Colleen Robeck, the county's finance director, said the property value increase had a larger effect on taxes than the levy would.
Among the expenses that would be covered with the proposed increase are about $1.1 million in the general fund that would otherwise be paid for with the county's fund balance. The administrative budget is set to decrease by $315,000 due to low interest rates, while the information systems budget is set to increase $181,577 due to server and technology infrastructure upgrades and maintenance. Another $100,000 is in the 2021 budget for repairs at the McLeod County Fairgrounds. Other costs distributed among departments are due to salaries and benefits.

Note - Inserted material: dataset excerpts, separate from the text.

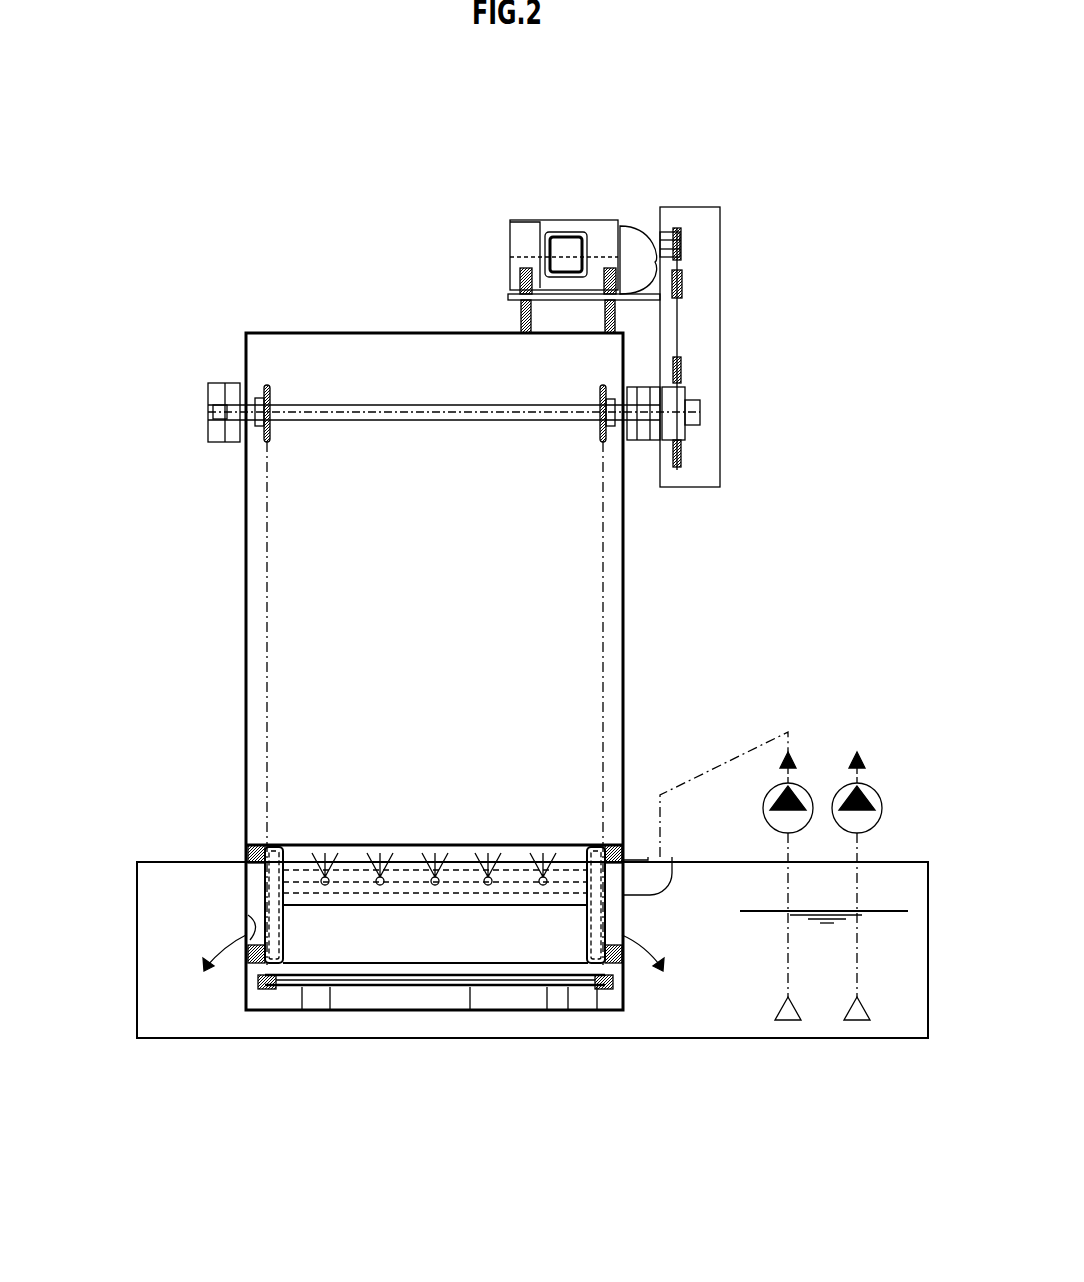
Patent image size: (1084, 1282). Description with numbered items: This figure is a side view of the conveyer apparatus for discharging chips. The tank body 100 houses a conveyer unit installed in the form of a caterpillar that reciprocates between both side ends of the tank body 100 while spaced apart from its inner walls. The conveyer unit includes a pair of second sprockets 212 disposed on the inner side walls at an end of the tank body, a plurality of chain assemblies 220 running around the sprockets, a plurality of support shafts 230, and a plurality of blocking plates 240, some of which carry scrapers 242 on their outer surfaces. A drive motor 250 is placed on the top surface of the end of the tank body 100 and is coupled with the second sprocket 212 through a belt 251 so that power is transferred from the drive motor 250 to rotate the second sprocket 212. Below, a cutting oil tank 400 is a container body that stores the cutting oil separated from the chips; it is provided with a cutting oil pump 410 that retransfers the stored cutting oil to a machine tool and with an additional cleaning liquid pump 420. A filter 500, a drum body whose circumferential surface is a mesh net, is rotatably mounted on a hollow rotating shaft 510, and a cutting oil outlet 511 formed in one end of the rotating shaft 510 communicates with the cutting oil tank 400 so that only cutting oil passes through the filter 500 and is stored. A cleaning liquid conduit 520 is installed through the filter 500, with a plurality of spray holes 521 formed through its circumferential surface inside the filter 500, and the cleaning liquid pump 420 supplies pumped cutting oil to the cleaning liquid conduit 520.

The tank body 100 is at (232, 522).
The second sprocket 212 is at (267, 385).
The chain assembly 220 is at (605, 578).
The support shaft 230 is at (470, 988).
The blocking plate 240 is at (330, 990).
The scraper 242 is at (368, 980).
The drive motor 250 is at (592, 228).
The belt 251 is at (684, 285).
The cutting oil tank 400 is at (707, 1046).
The cutting oil pump 410 is at (877, 795).
The cleaning liquid pump 420 is at (805, 790).
The filter 500 is at (355, 830).
The rotating shaft 510 is at (272, 880).
The cutting oil outlet 511 is at (245, 905).
The cleaning liquid conduit 520 is at (556, 895).
The spray hole 521 is at (478, 880).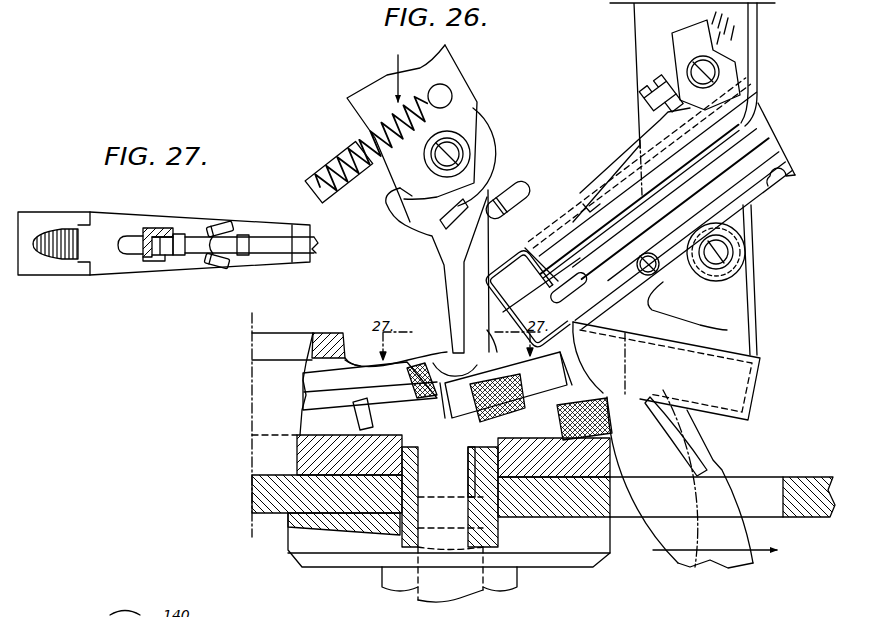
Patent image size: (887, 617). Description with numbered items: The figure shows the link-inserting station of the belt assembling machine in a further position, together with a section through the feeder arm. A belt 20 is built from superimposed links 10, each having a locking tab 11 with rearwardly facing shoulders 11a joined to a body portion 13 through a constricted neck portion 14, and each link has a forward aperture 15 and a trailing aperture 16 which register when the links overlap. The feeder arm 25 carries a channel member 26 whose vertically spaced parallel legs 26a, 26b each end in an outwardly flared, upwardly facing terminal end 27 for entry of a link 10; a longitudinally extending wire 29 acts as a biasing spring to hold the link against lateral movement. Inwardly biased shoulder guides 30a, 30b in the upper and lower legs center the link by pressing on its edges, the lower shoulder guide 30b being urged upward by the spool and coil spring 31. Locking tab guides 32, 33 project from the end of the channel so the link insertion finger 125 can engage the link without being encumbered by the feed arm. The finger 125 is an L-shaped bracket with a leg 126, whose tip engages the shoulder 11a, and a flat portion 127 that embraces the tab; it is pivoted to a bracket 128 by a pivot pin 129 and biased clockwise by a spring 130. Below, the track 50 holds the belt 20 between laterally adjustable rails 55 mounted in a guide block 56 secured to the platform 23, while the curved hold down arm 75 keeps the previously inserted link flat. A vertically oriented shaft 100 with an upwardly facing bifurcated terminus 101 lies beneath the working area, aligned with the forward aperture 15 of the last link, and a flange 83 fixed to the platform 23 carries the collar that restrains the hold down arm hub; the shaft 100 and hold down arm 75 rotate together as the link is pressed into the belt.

In FIG. 27, the link 10 is at (269, 237).
In FIG. 26, the link 10 is at (556, 259).
In FIG. 27, the locking tab 11 is at (126, 243).
In FIG. 26, the locking tab 11 is at (366, 426).
In FIG. 26, the rearwardly facing shoulders 11a is at (447, 353).
In FIG. 27, the body portion 13 is at (293, 263).
In FIG. 26, the body portion 13 is at (526, 292).
In FIG. 27, the constricted neck portion 14 is at (52, 230).
In FIG. 26, the constricted neck portion 14 is at (478, 348).
In FIG. 27, the forward aperture 15 is at (170, 258).
In FIG. 26, the forward aperture 15 is at (544, 368).
In FIG. 27, the trailing aperture 16 is at (247, 257).
In FIG. 26, the trailing aperture 16 is at (468, 411).
In FIG. 27, the belt 20 is at (62, 214).
In FIG. 26, the belt 20 is at (340, 346).
In FIG. 26, the platform 23 is at (797, 477).
In FIG. 26, the feeder arm 25 is at (650, 70).
In FIG. 26, the channel member 26 is at (578, 203).
In FIG. 26, the upper leg 26a is at (760, 104).
In FIG. 26, the lower leg 26b is at (775, 156).
In FIG. 26, the terminal end 27 is at (785, 185).
In FIG. 26, the wire 29 is at (759, 79).
In FIG. 26, the upper shoulder guide 30a is at (605, 172).
In FIG. 26, the lower shoulder guide 30b is at (790, 329).
In FIG. 26, the spool and coil spring 31 is at (745, 253).
In FIG. 27, the locking tab guide 32 is at (224, 224).
In FIG. 27, the locking tab guide 33 is at (212, 266).
In FIG. 26, the locking tab guide 33 is at (537, 240).
In FIG. 26, the track 50 is at (270, 398).
In FIG. 26, the rails 55 is at (618, 401).
In FIG. 26, the guide block 56 is at (253, 433).
In FIG. 26, the hold down arm 75 is at (713, 459).
In FIG. 26, the flange 83 is at (565, 568).
In FIG. 26, the shaft 100 is at (466, 591).
In FIG. 26, the bifurcated terminus 101 is at (466, 493).
In FIG. 27, the link insertion finger 125 is at (148, 228).
In FIG. 26, the link insertion finger 125 is at (408, 230).
In FIG. 27, the leg 126 is at (146, 262).
In FIG. 26, the leg 126 is at (454, 320).
In FIG. 27, the flat portion 127 is at (166, 229).
In FIG. 26, the flat portion 127 is at (487, 242).
In FIG. 26, the bracket 128 is at (448, 70).
In FIG. 26, the pivot pin 129 is at (448, 138).
In FIG. 26, the spring 130 is at (352, 151).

Robeck noted $3.4 million set to be used for road and bridge work will come from the fund balance, but those funds were placed there from previous bonding.
A review of McLeod County taxes over the past 10 years shows a 2011 levy decrease of 2.93 percent followed by four years with no change. That ended in 2016 with an increase of 2.73 percent, followed by a 5 percent increase in 2017, a 7.1 percent increase in 2018 and an 8.5 percent increase last year.
"If we would have just done an average levy increase each year, instead of having a negative and holding it at zero, it would have been a 2.74 percent levy increase," Robeck said. "That's kind of the trend. If you don't increase the levy it's going to catch up with you at some point."
"I definitely do not want to handicap future boards like we have been," Wright said. "But we still have to try and find an amount that is reasonable. ... One thing we really need to get to some day is stability in these increases so that it's not a roller coaster ride. And the only way to get there is to see what truthful numbers are today, realizing that using fund balance, we'd pay for it someday down the road."